Criticising the suspension order, Indian IT industry body Nasscom said in a statement on Tuesday that Trump's decision to restrict the entry of H-1B and other temporary visa holders is misguided and harmful to the United States' economy. It urged the President to shorten the duration of this suspension to 90 days.
The move is part of the US government's efforts to curb immigration and help boost local employment in the country.
"Even though our companies have hired tens of thousands of Americans and invested billions of dollars in recent years, they like others in the sector utilise such highly skilled individuals to service their clients. This new proclamation will impose new challenges and possibly force more work to be performed offshore since the local talent is not available," Nasscom articulated in its statement.

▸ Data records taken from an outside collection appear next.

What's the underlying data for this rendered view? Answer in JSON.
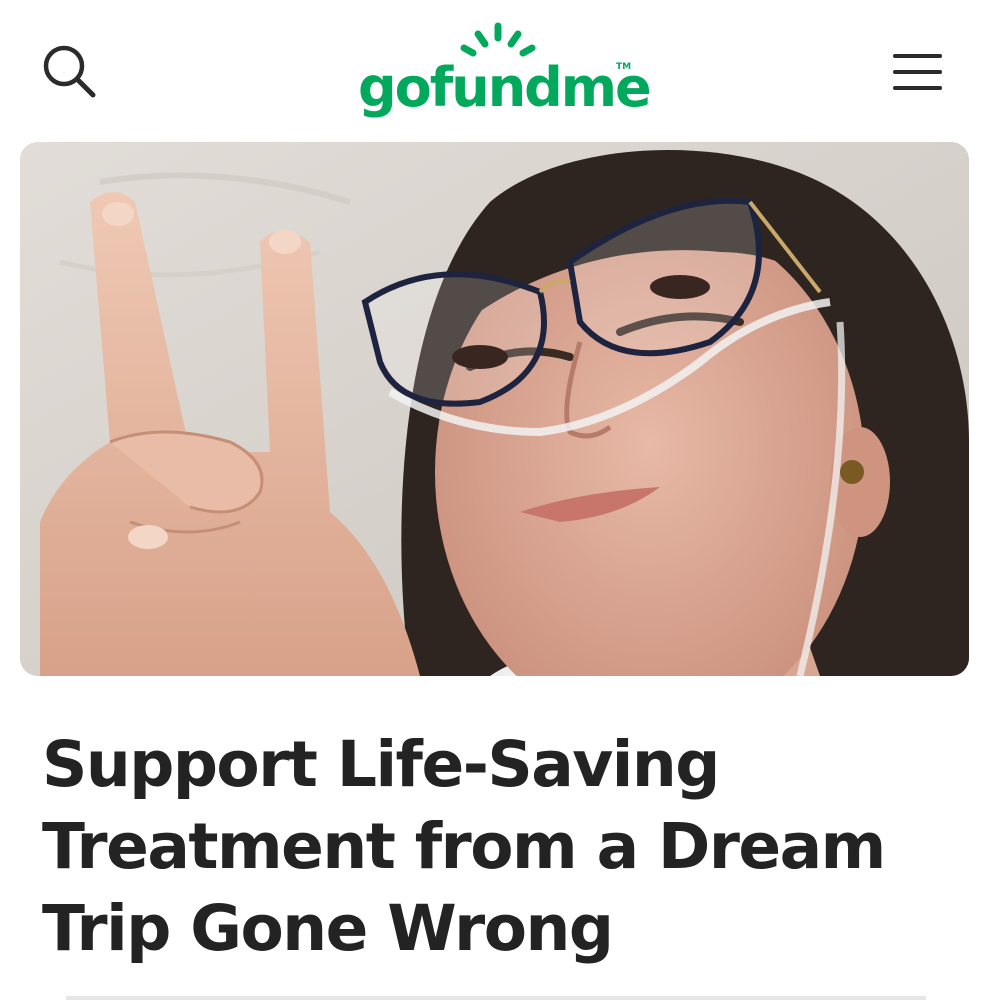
{
  "header": {
    "logo_text": "gofundme",
    "logo_tm": "TM",
    "search_icon": "search-icon",
    "menu_icon": "hamburger-menu-icon"
  },
  "hero": {
    "image_alt": "Fundraiser photo"
  },
  "campaign": {
    "title": "Support Life-Saving Treatment from a Dream Trip Gone Wrong"
  },
  "colors": {
    "brand_green": "#02a95c",
    "title_text": "#232323",
    "icon_dark": "#2b2b2b"
  }
}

TCS and Infosys' exposure to H-1B visas is at 40-50 per cent, while Wipro and HCL Tech's at 30-35 percent. Reacting to the suspension order, Google CEO Sundar Pichai tweeted, "Immigration has contributed immensely to America's economic success, making it a global leader in tech, and also Google the company it is today. Disappointed by today's proclamation - we'll continue to stand with immigrants and work to expand opportunity for all."
Google CEO Sundar Pichai also expressed his disappointment with the order in a tweet. He said, "immigration has contributed immensely to America's economic success, making it a global leader in tech, and also Google the company it is today. Disappointed by today's proclamation - we will continue to stand with immigrants and work to expand opportunity for all."
Immigration has contributed immensely to America’s economic success, making it a global leader in tech, and also Google the company it is today. Disappointed by today’s proclamation - we’ll continue to stand with immigrants and work to expand opportunity for all.— Sundar Pichai (@sundarpichai) June 22, 2020
Meanwhile, CP Gurnani, MD, and CEO, Tech Mahindra, feels the Trump administration's curbs on H-1B will have no bearing on the Indian IT industry. He told CNBC-TV18 in an interview that India Inc. is prepared to face unrealistic immigration challenges, adding that it become 'Atma Nirbhar' by not depending too much on H-1B visas.
"India Inc has become a lot Aatma Nirbhar in this context. We were locally hiring and training a lot more engineers so India's own applications for H-1B visas have reduced," Gurnani said.
The order is likely to affect Indian IT companies such as Infosys, Wipro, TCS and HCL Technologies, among others as Indian nationals comprise nearly 70% of the 85,000 H1-B visas granted to foreign workers by the US government every year. Popular work visas such as H-1B and L1 are routinely used by Indian IT firms to send their employees to work on client sites in the US.